Introduction: Estrogen receptor alpha (ER alpha) can act either through classical estrogen response elements (EREs) or through non-ERE (nonclassical) pathways. To unravel these in bone, we crossed mice heterozygous for a knock-in mutation abolishing ERE binding (nonclassical ER alpha knock-in [NERKI]) with heterozygote ER alpha knockout mice and studied the resulting female ER alpha(+/+), ER alpha(+/NERKI), and ER alpha(-/NERKI) mice. The only ER alpha present in ER alpha(-/NERKI) mice is incapable of activating EREs but can signal through nonclassical pathways, whereas ER alpha(+/NERKI) mice may have a less drastic alteration in the balance between classical and nonclassical estrogen signaling pathways.
Materials and methods: BMD was measured using DXA and pQCT at 3 months of age (n = 46-48/genotype). The mice were randomly assigned to sham surgery, ovariectomy, ovariectomy + estradiol (0.25 microg/day), or ovariectomy + estradiol (1.0 microg/day; n = 10-12/group) and restudied 60 days later.
Results and conclusions: At 3 months of age, both the ER alpha(+/NERKI) and ER alpha(-/NERKI) mice had deficits in cortical, but not in trabecular, bone. Remarkably, changes in cortical bone after ovariectomy and estrogen replacement in ER alpha(-/NERKI) mice were the opposite of those in ER alpha(+/+) mice. Relative to sham mice, ovariectomized ER alpha(-/NERKI) mice gained more bone (not less, as in ER alpha(+/+) mice), and estrogen suppressed this increase (whereas augmenting it in ER alpha(+/+) mice). Estrogen also had opposite effects on bone formation and resorption parameters on endocortical surfaces in ER alpha(-/NERKI) versus ER alpha(+/+) mice.
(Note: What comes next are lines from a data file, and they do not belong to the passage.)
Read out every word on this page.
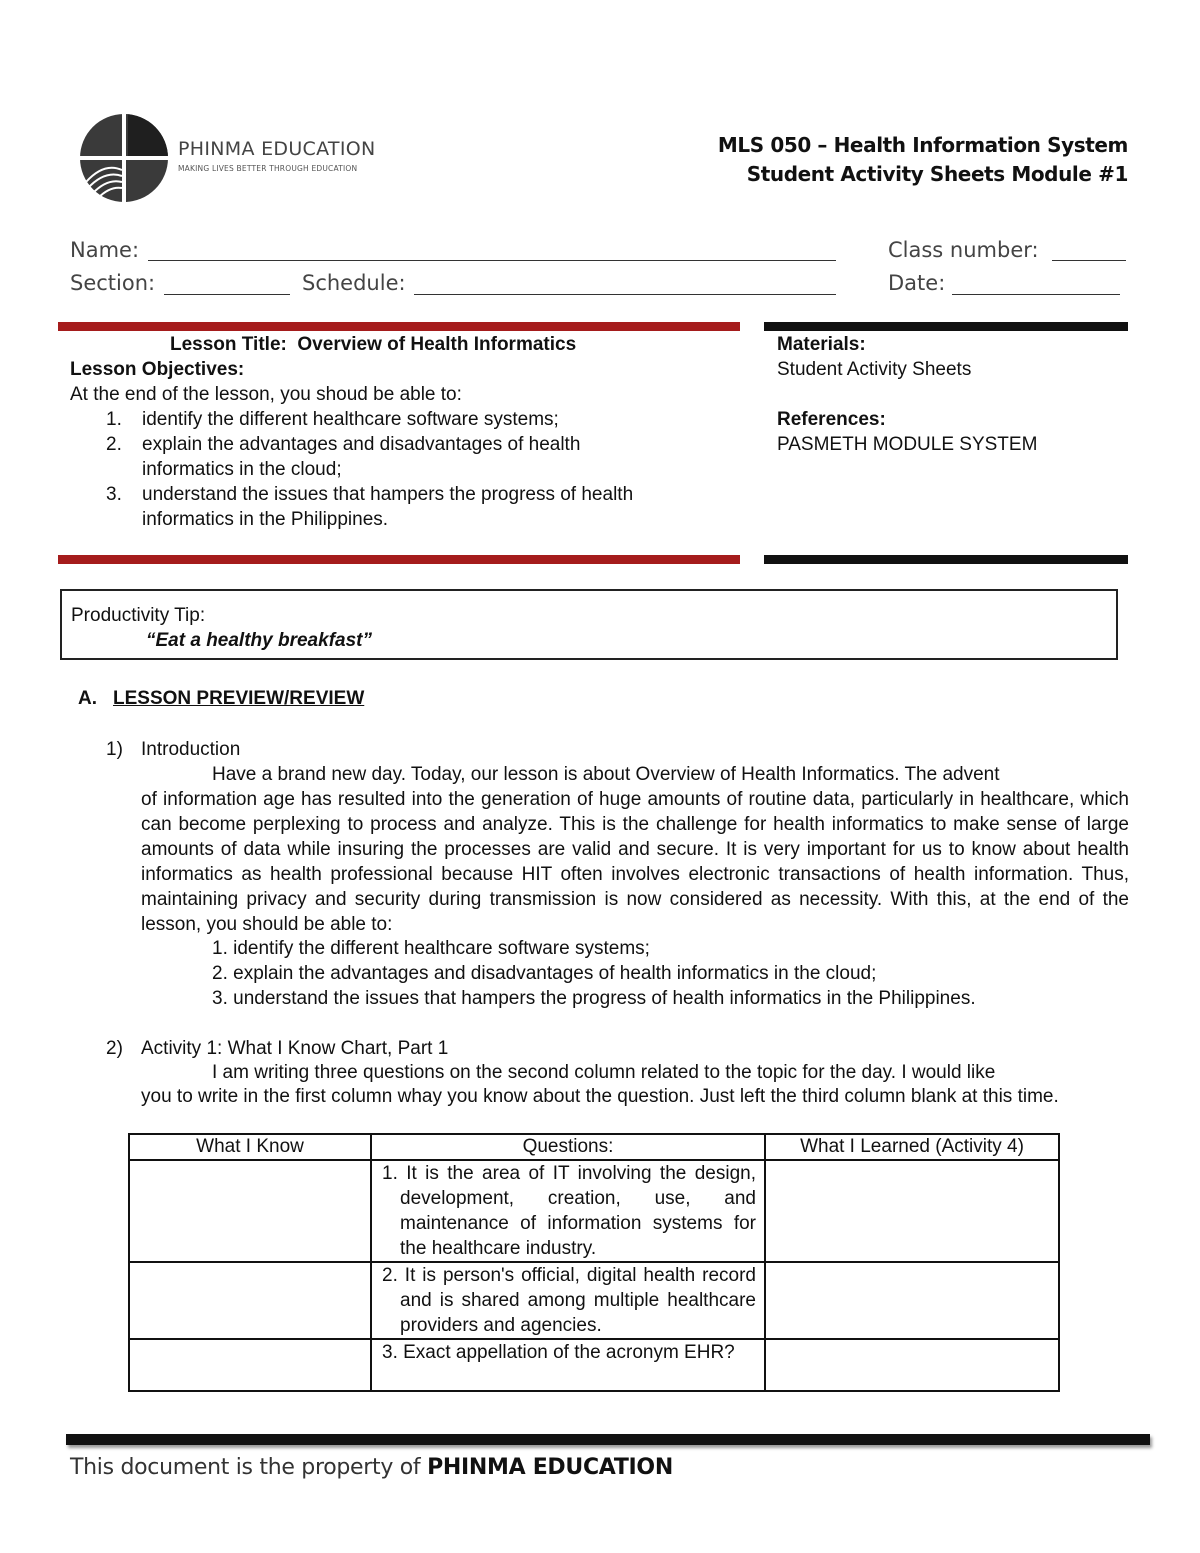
PHINMA EDUCATION
MAKING LIVES BETTER THROUGH EDUCATION
MLS 050 – Health Information System
Student Activity Sheets Module #1
Name:	Class number:
Section:	Schedule:	Date:
Lesson Title: Overview of Health Informatics
Lesson Objectives:
At the end of the lesson, you shoud be able to:
1. identify the different healthcare software systems;
2. explain the advantages and disadvantages of health
informatics in the cloud;
3. understand the issues that hampers the progress of health
informatics in the Philippines.
Materials:
Student Activity Sheets
References:
PASMETH MODULE SYSTEM
Productivity Tip:
“Eat a healthy breakfast”
A. LESSON PREVIEW/REVIEW
1) Introduction
Have a brand new day. Today, our lesson is about Overview of Health Informatics. The advent
of information age has resulted into the generation of huge amounts of routine data, particularly in healthcare, which can become perplexing to process and analyze. This is the challenge for health informatics to make sense of large amounts of data while insuring the processes are valid and secure. It is very important for us to know about health informatics as health professional because HIT often involves electronic transactions of health information. Thus, maintaining privacy and security during transmission is now considered as necessity. With this, at the end of the lesson, you should be able to:
1. identify the different healthcare software systems;
2. explain the advantages and disadvantages of health informatics in the cloud;
3. understand the issues that hampers the progress of health informatics in the Philippines.
2) Activity 1: What I Know Chart, Part 1
I am writing three questions on the second column related to the topic for the day. I would like
you to write in the first column whay you know about the question. Just left the third column blank at this time.
What I Know	Questions:	What I Learned (Activity 4)

	1. It is the area of IT involving the design, development, creation, use, and maintenance of information systems for the healthcare industry.	

	2. It is person's official, digital health record and is shared among multiple healthcare providers and agencies.	

	3. Exact appellation of the acronym EHR?	

This document is the property of PHINMA EDUCATION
Collectively, these data show that alteration of the balance between classical and nonclassical ER alpha signaling pathways leads to deficits in cortical bone and also represent the first demonstration, in any tissue, that complete loss of classical ERE signaling can lead to paradoxical responses to estrogen. Our findings strongly support the hypothesis that there exists a balance between classical and nonclassical ER alpha signaling pathways, which, when altered, can result in a markedly aberrant response to estrogen.